この面積を計算することでadvertise interval1周期ごとに29.4uCの電荷を消費していることになります。

BME280での計測

BME280で計測をするときには次の2つのことが行われます。 まず、計測周期が来たらマイコンがwakeupしてBME280に計測開始命令を出し、BME280が計測を開始します。 マイコンは計測開始命令を出したらすぐにSleepになります。 次に一定時間後(BME280の計測が終了するまで)にSleepを解除し、BME280からデータ読み出し&データ処理を行います。

この2つの部分の消費電流波形はこのようになりました。 右の図がBME280での計測開始、左の図が計測終了直後の電流波形です。

左の図の3段の山の形はBME280のデータシートにあった消費電流波形と同じような形をしています。 左の図の先頭と、右の図にある長方形の形がマイコンによる消費電流です。 計測終了後にかなりの電流を消費していることが分かります。 BME280から取得したデータは補正が必要で、そのための計算に結構時間がかかっているんじゃないかと思います。

電池はどのくらい持つのか

消費電流の計測結果をみて、advertiseは6sec、BME280での計測は60sec周期で行うことにしました。 各動作による消費電流と周期は以下のようになります。

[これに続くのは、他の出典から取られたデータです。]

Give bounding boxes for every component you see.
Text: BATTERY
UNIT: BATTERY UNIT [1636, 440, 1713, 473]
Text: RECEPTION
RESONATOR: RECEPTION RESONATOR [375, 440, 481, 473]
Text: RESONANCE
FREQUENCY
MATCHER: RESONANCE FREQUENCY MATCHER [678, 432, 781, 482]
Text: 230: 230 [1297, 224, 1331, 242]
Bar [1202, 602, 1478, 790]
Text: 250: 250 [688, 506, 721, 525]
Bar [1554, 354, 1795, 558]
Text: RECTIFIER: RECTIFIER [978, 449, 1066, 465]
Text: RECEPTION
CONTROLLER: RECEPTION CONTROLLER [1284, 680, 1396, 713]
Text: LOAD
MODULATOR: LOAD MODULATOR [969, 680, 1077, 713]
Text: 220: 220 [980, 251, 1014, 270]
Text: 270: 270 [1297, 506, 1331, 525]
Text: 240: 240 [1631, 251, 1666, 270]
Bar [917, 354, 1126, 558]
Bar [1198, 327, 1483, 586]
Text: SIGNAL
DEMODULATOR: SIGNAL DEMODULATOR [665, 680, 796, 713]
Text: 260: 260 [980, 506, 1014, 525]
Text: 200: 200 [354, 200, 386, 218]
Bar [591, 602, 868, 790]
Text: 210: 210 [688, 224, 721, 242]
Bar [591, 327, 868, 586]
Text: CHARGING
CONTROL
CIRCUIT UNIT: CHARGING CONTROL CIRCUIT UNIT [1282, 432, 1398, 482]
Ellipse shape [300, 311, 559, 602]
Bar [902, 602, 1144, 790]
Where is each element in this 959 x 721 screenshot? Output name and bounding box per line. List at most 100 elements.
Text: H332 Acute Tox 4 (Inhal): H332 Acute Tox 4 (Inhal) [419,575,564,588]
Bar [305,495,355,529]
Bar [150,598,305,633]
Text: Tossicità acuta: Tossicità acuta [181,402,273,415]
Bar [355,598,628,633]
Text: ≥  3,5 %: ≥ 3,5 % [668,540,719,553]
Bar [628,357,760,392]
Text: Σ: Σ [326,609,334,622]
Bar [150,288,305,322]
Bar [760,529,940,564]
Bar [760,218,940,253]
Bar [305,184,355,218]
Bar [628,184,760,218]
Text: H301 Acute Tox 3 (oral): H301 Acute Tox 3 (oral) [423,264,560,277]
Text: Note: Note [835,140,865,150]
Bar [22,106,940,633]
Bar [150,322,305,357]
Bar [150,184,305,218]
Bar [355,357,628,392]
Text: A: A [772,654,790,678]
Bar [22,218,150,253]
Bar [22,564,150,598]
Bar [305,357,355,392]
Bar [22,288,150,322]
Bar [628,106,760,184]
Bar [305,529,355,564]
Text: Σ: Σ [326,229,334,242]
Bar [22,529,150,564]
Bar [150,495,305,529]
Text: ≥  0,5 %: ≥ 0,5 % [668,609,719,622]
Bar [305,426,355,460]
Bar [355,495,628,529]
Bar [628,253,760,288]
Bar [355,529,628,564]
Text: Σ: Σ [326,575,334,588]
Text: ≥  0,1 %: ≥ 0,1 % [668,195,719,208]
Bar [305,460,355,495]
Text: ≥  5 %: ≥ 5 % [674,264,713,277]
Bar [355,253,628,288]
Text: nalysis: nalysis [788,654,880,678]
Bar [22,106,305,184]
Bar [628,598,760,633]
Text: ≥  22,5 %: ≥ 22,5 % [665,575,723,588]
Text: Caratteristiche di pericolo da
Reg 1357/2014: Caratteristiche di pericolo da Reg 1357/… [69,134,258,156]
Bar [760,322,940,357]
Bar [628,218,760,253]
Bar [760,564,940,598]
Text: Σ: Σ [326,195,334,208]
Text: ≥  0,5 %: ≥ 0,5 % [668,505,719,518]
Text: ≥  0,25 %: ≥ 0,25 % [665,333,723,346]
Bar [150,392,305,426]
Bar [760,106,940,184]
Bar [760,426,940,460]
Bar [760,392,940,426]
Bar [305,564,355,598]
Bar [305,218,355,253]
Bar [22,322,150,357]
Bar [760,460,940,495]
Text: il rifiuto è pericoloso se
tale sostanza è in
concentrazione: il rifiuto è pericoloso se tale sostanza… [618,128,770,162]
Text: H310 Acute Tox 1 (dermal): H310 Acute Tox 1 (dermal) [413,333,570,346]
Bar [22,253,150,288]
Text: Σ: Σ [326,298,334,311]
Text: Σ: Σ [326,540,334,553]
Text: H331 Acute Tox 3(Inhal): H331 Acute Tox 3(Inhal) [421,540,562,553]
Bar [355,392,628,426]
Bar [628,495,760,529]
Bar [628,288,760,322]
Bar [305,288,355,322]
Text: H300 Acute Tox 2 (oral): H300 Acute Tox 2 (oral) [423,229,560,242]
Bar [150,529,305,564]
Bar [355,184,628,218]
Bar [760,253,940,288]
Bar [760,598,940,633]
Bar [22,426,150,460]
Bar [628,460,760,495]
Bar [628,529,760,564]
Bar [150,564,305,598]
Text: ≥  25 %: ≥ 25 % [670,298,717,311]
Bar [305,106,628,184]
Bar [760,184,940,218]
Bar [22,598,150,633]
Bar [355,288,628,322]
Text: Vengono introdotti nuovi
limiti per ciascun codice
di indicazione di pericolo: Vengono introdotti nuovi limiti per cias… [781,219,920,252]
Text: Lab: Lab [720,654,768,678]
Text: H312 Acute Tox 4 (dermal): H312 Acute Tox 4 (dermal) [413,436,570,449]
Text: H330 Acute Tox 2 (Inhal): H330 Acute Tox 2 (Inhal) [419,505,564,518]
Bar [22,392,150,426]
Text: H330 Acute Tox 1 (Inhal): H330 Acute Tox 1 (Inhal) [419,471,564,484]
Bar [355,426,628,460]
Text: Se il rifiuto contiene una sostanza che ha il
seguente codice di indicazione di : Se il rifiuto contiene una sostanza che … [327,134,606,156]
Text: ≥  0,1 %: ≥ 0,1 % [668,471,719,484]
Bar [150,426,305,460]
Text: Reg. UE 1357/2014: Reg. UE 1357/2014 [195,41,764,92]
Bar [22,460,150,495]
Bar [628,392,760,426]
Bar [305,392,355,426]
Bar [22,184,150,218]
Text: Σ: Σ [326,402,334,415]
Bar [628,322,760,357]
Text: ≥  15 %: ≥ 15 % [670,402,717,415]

State Consumption Interval
advertising 29.4 μC 6.0 s
measuring (start) 4.14 μC 60 s
measuring (end) 8.07 μC 60 s
sleeping 3.80 μA constantly

これらから、1時間で消費する電荷を計算すると31.6mCになります。

3600 / 6 * 29.4μ + 3600 / 60 * (4.14μ + 8.07μ) + 3600 * 3.8μ = 32.1 mC/h

CR2032の容量は810C(225mAh)らしいので、電池は810/31.6m = 25632時間(3年弱)持つ計算になります。 電池は自己放電がありますが、1年で数%らしいのでこの見積もりは大ハズレではなさそうです。

おわりに

特にデータを使って何かするわけではありませんが、グラフを見ているだけで楽しいです。 気温や気圧が急変するときが来るのを待っています。